Lo jalé suavemente hacia atrás para acostarnos en la cama. Él entendió lo que estaba haciendo y se acomodó para acostarse a mi lado. Nos acostamos juntos en la cama, mirándonos el uno al otro. Su rostro se ve tan diferente. Se ve mayor y agotado. Deslicé suavemente mi dedo sobre la piel oscurecida bajo sus ojos y luego hacia sus labios ligeramente agrietados. Moví mi cabeza hacia adelante y planté un beso suave. Cerró los ojos con fuerza, pero una pequeña lágrima logró escapar a través de sus pestañas. Besé la lágrima y volví a besar sus labios. Me retiré y pasé mis dedos por la barba en su barbilla y sonreí.

—Me gusta esto —me reí.

—¿De verdad? —sonrió, rascándose el cabello con los dedos.

—Sí, deberías mantenerla.

—¿Tú crees? —se inclinó hacia adelante y frotó su barbilla contra mi mejilla y sobre mi rostro. Me reí y me retorcí tratando de alejar mi cara de su pelo áspero.

—Está bien, está bien, tal vez no sea tan genial —me reí empujando su rostro. Suspiró profundamente y acarició mi mejilla con su dedo.

—Diosa, cuánto he extrañado esa risa, pequeña loba —exhaló.

—No voy a ninguna parte. Soy tuya y tú eres mío, ¿recuerdas? —susurré.

—¿Cómo podría olvidarlo? —sonrió.

Me incliné hacia adelante y capturé sus labios con los míos. Me levanté un poco y presioné mis labios contra él con más fuerza. Movió una mano a mi cabello y la otra bajo mi cintura y a lo largo de mi espalda baja. Profundicé el beso, y él no se contuvo, tirándome contra él con más fuerza. Gimió en mi boca y me moví para montarlo.
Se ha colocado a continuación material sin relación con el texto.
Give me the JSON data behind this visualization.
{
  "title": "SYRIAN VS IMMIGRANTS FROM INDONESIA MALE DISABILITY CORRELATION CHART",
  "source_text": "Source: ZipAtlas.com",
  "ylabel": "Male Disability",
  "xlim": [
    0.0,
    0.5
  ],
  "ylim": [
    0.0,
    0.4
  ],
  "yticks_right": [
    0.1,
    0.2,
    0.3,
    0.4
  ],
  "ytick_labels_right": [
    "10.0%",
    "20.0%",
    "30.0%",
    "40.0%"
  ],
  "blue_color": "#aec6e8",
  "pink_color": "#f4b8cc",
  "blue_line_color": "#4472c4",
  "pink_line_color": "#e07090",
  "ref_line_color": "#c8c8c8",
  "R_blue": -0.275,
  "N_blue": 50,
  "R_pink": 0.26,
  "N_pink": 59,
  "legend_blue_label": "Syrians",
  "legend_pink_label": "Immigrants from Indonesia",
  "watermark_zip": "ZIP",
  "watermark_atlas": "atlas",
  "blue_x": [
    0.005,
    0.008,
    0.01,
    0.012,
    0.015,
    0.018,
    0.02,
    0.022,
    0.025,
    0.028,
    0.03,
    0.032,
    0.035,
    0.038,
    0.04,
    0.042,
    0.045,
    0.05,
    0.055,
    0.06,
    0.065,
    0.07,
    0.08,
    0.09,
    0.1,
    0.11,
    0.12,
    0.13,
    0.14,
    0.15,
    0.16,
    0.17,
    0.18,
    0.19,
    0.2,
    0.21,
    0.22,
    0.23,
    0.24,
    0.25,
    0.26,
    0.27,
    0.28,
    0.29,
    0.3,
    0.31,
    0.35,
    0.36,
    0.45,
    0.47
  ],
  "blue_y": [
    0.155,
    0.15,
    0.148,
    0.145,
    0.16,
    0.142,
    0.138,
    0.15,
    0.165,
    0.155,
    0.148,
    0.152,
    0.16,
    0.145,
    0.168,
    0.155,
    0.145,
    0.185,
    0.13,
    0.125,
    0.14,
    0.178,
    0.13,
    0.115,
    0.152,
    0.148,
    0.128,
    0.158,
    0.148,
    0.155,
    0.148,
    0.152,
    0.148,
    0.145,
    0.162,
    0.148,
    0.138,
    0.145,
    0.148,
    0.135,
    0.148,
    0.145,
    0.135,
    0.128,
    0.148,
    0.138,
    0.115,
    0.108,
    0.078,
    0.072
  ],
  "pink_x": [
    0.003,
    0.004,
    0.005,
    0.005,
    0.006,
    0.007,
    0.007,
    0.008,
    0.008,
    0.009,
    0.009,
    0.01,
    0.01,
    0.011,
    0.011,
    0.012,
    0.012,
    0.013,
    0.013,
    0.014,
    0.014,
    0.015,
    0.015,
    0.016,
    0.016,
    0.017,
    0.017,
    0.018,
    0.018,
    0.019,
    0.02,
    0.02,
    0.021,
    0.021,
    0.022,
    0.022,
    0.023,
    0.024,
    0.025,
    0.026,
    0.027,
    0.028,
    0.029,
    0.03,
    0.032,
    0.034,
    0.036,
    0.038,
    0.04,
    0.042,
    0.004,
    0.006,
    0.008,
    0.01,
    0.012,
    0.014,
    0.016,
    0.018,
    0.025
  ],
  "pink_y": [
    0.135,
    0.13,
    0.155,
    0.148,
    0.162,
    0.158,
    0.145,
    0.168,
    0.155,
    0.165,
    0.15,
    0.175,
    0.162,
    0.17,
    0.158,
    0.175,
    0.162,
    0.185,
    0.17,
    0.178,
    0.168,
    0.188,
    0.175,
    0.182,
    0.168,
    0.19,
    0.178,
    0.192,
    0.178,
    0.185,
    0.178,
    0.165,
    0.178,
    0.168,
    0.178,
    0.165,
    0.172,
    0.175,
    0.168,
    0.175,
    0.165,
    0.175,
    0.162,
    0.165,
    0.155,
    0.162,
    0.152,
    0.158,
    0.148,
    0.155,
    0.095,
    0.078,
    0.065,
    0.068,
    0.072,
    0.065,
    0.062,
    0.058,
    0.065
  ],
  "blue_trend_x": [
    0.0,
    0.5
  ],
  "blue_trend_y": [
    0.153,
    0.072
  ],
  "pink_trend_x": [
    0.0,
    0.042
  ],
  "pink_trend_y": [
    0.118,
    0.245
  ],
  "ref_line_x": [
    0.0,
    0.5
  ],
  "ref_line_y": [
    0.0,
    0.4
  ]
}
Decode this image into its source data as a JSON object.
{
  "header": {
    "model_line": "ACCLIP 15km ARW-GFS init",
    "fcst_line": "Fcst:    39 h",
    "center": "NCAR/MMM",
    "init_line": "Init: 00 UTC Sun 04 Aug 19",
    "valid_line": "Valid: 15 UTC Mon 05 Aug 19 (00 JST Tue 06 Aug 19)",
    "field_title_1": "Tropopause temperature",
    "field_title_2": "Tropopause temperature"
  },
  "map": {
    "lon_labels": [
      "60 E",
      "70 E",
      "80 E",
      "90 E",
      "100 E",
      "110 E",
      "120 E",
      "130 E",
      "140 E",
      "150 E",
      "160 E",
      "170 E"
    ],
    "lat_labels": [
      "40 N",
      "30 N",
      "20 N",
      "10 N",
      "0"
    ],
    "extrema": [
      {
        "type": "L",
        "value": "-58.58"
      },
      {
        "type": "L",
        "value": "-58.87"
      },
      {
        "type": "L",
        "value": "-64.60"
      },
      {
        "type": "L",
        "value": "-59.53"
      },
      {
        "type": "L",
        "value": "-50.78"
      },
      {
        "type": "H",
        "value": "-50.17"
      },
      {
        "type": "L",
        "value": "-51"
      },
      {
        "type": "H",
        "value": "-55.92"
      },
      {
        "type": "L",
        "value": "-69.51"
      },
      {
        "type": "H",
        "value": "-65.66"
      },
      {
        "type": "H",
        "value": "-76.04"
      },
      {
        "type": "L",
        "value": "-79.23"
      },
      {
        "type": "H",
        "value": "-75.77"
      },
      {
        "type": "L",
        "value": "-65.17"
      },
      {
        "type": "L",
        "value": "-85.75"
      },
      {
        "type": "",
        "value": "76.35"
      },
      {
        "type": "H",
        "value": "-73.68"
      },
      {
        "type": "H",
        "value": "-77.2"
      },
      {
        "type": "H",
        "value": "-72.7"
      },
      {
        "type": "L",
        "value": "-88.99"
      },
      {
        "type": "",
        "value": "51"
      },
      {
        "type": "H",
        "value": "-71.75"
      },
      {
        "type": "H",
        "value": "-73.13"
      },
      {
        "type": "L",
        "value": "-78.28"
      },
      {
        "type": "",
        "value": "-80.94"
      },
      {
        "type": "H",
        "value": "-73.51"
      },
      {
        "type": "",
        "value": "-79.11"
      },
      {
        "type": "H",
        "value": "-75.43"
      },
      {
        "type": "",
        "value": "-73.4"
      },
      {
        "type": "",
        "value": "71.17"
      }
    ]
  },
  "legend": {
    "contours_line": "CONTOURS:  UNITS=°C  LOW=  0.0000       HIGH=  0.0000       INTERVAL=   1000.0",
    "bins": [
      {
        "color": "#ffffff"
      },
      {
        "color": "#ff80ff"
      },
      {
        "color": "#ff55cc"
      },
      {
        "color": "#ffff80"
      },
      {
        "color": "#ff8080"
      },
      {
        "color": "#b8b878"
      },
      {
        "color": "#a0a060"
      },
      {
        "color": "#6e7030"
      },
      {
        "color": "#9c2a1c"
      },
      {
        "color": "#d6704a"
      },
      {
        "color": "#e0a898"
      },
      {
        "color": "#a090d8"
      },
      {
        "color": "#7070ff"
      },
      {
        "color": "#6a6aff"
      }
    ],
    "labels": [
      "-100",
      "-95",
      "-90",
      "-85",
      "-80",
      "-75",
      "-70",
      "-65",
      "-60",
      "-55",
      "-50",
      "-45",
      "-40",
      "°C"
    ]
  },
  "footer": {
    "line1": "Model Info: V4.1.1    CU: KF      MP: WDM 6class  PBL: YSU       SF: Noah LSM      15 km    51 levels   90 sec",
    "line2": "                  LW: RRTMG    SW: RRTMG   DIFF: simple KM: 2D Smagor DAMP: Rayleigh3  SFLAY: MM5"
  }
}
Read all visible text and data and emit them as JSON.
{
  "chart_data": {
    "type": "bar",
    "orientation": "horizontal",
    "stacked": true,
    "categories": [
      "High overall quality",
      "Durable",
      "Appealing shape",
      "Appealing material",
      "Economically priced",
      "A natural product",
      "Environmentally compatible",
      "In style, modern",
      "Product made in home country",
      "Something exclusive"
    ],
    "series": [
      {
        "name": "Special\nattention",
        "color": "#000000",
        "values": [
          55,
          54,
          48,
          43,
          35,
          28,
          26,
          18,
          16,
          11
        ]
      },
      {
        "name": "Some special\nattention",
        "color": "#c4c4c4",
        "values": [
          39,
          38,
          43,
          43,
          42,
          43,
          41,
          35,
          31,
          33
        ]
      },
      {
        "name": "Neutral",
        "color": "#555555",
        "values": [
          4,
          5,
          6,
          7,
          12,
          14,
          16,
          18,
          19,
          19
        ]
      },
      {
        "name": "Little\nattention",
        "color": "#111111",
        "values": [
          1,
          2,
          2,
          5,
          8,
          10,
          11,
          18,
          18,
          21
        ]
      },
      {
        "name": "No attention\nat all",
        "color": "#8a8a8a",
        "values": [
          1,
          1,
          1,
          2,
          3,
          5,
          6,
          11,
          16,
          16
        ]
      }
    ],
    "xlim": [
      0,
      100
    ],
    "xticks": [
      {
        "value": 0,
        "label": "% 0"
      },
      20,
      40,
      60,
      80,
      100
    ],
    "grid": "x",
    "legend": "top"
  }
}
Deslizó sus manos bajo mi bata de hospital y sobre mis muslos. Apretó sus manos en cada nalga y apretó fuerte. Pude sentir su longitud endureciéndose bajo mí, y me presioné contra él con más fuerza. Mi lengua exploró cada rincón de su boca mientras mis manos encontraban su cabello desordenado. Enredé mis dedos en su cabello y tiré ligeramente, Gunner gruñó en mi boca y levantó sus caderas más alto. Lentamente moví mis caderas hacia adelante a lo largo de su longitud, la sensación envió escalofríos por mi columna y un suspiro se atascó en mi garganta.

—Santo cielo —susurré sin aliento.

Sentí a Gunner sonreír contra mis labios mientras nuevamente empujaba sus caderas hacia mí con más fuerza. Mi cuerpo sentía como si estuviera a punto de estallar en llamas. El calor que corría por mis venas se sentía insaciable. Podía sentir la humedad acumulándose en mi ropa interior y el olor de mi deseo llenando lentamente la habitación. Tiré fuerte del cabello de Gunner, forzando su cabeza hacia un lado para exponer su cuello. Pasé mi lengua por su línea de la mandíbula, sobre su cuello y hasta la parte superior de su hombro. Su aroma llenó mis fosas nasales, sol cálido, podía saborear el deseo en su piel. Sin darme cuenta, mis acciones ya no eran mías, gruñí profundamente y hundí mis dientes en la curva de su cuello.